Among 129 patients assigned to mFOLFOX-6, 73 (57%) were PET responders, 39 (30%) were PET non-responders, 13 (10%) were off-study, and the data were missing for 4 (3%). The overall pCR rate for the mFOLFOX-6 cohort was 31% (95% CI, 0.22-0.41). The pCR rate among PET responders was 37.5% (24/64). The pCR rate among the patients who switched to carboplatin/paclitaxel during the chemoradiotherapy phase was 19% (7/37).
Goodman said it was notable that, “the pCR rate in patients who were PET responders and received both induction and concurrent FOLFOX was 38%, which looks quite promising, but this study was not powered to do a head-to-head comparison of FOLFOX and carboplatin/paclitaxel.”
Among 128 patients randomized to carboplatin/paclitaxel, there were 64 (50%) PET responders, 49 (38%) PET non-responders, 13 (10%) were off-study, and the data were missing for 2 (2%). The overall pCR rate for the carboplatin/paclitaxel cohort was 14.4% (95% CI, 0.08-0.23). The pCR among PET responders was 12.5% (7/56). The pCR among patients who switched to mFOLFOX-6 during the chemoradiotherapy phase was 17% (7/41).
Across the entire study population, the pCR rate among all PET non-responders was 18% (14/78; 95% CI, 0.10-0.28). “So the efficacy criteria of changing chemotherapy based on PET response was met for the improvement in pCR,” said Goodman.
The pCR rate among all PET responders across both study arms was 26% (31/120; 95% CI, 0.18-0.35). Among all patients in the entire study, the pCR rate was 22.7% (45/198; 95% CI, 0.17-0.29).

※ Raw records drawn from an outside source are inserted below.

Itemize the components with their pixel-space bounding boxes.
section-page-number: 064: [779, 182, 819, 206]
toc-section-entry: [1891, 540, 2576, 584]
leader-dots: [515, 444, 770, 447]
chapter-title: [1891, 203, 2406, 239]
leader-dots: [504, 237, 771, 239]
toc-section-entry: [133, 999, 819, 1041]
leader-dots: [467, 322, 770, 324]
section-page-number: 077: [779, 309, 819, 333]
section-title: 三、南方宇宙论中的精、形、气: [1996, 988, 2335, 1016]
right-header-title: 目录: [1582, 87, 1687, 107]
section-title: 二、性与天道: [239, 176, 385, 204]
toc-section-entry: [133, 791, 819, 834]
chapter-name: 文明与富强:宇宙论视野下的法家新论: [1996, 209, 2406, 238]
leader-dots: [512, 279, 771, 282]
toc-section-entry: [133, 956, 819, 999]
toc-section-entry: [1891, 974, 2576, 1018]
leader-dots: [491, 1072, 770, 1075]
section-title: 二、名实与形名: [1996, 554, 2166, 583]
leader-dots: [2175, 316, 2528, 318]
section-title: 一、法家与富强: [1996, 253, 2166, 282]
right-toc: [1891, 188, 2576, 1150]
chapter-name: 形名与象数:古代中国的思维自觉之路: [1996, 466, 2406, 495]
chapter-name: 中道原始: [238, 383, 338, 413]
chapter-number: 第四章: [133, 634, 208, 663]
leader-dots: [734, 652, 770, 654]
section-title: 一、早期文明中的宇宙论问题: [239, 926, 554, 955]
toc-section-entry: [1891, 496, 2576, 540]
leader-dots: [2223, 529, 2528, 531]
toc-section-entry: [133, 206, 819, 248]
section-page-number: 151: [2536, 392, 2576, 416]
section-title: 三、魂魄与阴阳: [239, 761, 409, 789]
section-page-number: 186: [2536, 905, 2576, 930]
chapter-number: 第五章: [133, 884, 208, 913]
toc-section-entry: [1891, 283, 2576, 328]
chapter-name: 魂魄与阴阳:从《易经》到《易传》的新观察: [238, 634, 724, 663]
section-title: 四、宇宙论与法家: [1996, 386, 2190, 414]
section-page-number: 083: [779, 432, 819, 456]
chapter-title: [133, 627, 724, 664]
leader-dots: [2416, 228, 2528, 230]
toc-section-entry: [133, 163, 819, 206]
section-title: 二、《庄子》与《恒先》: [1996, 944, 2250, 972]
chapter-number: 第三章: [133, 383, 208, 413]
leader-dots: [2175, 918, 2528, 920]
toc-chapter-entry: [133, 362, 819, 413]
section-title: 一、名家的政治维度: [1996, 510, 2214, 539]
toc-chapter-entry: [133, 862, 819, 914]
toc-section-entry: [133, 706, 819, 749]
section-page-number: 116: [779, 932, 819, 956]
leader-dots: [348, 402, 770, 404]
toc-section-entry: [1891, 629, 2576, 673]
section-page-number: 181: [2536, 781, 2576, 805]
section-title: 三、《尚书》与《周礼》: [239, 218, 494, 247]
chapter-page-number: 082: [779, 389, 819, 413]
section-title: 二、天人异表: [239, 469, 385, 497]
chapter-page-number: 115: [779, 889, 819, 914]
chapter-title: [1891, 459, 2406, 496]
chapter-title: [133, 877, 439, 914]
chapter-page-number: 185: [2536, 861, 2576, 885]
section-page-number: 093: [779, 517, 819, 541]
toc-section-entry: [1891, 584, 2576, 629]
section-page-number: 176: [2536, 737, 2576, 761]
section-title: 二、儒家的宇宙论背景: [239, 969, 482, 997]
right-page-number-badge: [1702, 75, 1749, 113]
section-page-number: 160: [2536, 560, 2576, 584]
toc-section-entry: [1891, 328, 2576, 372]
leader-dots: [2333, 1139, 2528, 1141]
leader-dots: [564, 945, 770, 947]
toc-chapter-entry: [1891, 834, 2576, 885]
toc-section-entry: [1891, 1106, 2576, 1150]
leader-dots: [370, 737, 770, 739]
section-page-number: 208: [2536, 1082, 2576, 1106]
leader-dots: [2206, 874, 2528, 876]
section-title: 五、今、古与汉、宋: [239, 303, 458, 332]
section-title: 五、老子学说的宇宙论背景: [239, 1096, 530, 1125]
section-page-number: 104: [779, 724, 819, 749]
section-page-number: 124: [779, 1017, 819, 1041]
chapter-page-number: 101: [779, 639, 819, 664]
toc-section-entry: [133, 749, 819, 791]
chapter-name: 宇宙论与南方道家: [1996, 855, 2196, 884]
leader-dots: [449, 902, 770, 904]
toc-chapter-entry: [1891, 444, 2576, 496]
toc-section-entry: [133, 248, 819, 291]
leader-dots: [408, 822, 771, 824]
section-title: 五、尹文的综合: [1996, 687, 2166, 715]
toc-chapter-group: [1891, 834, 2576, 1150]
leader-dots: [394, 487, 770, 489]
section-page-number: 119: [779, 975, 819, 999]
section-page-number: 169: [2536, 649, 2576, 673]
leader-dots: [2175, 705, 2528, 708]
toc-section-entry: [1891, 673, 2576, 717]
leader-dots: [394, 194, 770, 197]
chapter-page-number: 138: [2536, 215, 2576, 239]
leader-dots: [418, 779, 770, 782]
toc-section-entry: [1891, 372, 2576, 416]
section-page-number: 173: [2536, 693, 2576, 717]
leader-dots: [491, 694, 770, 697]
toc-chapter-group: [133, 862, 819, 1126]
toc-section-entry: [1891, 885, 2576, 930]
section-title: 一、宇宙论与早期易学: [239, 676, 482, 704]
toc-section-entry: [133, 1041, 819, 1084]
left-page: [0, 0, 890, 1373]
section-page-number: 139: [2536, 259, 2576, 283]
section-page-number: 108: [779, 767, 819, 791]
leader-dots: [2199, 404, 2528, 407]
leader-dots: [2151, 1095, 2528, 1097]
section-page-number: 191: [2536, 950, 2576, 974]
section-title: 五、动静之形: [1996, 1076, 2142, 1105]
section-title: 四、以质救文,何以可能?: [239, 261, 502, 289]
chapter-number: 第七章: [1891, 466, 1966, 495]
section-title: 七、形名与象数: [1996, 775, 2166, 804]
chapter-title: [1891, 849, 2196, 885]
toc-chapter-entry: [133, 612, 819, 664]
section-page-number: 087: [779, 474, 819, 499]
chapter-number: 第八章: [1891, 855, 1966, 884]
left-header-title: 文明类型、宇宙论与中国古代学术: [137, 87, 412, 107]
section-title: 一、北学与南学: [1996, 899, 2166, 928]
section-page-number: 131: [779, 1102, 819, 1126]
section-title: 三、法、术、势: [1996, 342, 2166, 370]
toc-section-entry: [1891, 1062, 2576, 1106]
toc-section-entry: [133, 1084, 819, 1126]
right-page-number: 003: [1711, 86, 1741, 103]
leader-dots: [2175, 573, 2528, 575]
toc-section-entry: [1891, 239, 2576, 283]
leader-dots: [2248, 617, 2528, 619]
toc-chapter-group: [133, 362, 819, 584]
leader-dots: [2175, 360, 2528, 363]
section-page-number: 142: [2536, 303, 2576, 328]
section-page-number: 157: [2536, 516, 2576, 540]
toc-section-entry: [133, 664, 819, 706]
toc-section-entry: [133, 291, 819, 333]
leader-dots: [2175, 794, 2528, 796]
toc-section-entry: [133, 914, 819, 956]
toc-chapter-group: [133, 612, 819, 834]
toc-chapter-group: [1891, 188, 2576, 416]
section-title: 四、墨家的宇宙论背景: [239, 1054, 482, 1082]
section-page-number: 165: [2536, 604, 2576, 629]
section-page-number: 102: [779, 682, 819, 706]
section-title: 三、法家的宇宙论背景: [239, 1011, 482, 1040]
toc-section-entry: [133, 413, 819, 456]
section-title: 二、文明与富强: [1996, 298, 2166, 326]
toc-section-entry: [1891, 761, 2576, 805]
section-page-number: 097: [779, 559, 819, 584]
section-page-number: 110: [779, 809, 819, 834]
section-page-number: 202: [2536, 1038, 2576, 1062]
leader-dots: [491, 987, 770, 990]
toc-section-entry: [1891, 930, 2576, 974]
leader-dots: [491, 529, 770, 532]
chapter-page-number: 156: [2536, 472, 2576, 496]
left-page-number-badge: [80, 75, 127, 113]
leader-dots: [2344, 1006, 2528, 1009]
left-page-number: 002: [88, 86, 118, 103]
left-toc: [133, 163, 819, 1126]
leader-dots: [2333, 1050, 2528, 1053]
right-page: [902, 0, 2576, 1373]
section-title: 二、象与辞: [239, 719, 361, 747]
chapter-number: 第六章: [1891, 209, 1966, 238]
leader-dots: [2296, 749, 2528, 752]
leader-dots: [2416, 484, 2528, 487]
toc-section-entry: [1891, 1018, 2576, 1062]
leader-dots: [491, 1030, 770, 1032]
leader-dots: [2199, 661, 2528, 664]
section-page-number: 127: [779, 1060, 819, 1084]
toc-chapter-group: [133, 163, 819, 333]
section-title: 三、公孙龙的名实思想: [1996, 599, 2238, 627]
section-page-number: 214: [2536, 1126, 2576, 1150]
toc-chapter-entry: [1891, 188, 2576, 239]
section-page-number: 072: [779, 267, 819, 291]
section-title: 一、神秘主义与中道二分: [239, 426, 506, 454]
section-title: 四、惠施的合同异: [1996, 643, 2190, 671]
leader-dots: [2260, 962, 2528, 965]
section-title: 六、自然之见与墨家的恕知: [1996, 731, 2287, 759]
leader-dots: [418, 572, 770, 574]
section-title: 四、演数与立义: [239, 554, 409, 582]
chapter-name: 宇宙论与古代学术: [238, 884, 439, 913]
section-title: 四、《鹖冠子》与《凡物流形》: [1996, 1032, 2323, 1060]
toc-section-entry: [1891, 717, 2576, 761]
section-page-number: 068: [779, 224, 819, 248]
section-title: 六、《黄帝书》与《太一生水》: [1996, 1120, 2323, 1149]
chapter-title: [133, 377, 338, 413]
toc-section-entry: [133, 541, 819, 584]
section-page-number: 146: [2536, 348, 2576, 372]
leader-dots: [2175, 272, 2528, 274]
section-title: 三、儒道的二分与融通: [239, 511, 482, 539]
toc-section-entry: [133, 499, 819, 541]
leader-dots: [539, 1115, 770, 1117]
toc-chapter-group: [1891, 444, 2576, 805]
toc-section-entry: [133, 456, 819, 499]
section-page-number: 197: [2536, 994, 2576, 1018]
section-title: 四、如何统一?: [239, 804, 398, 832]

Responding to a question on the potential for improved survival in patients who changed chemotherapy regimens, Goodman said, “We have survival data that is maturing and we’ll be reporting that in the future; however, we do know from prior studies that pCR rates do correlate with survival outcomes…We will be reporting disease-free survival, which was one of the secondary endpoints, probably within the next 6 months to a year.”
Goodman KA, Niedzwiecki D, Hall N, et al. Initial results of CALGB 80803 (Alliance): a randomized phase II trial of PET scan-directed combined modality therapy for esophageal cancer. Presented at: 2017 Gastrointestinal Cancers Symposium; January 19-21, 2017; San Francisco, California; Abstract 1.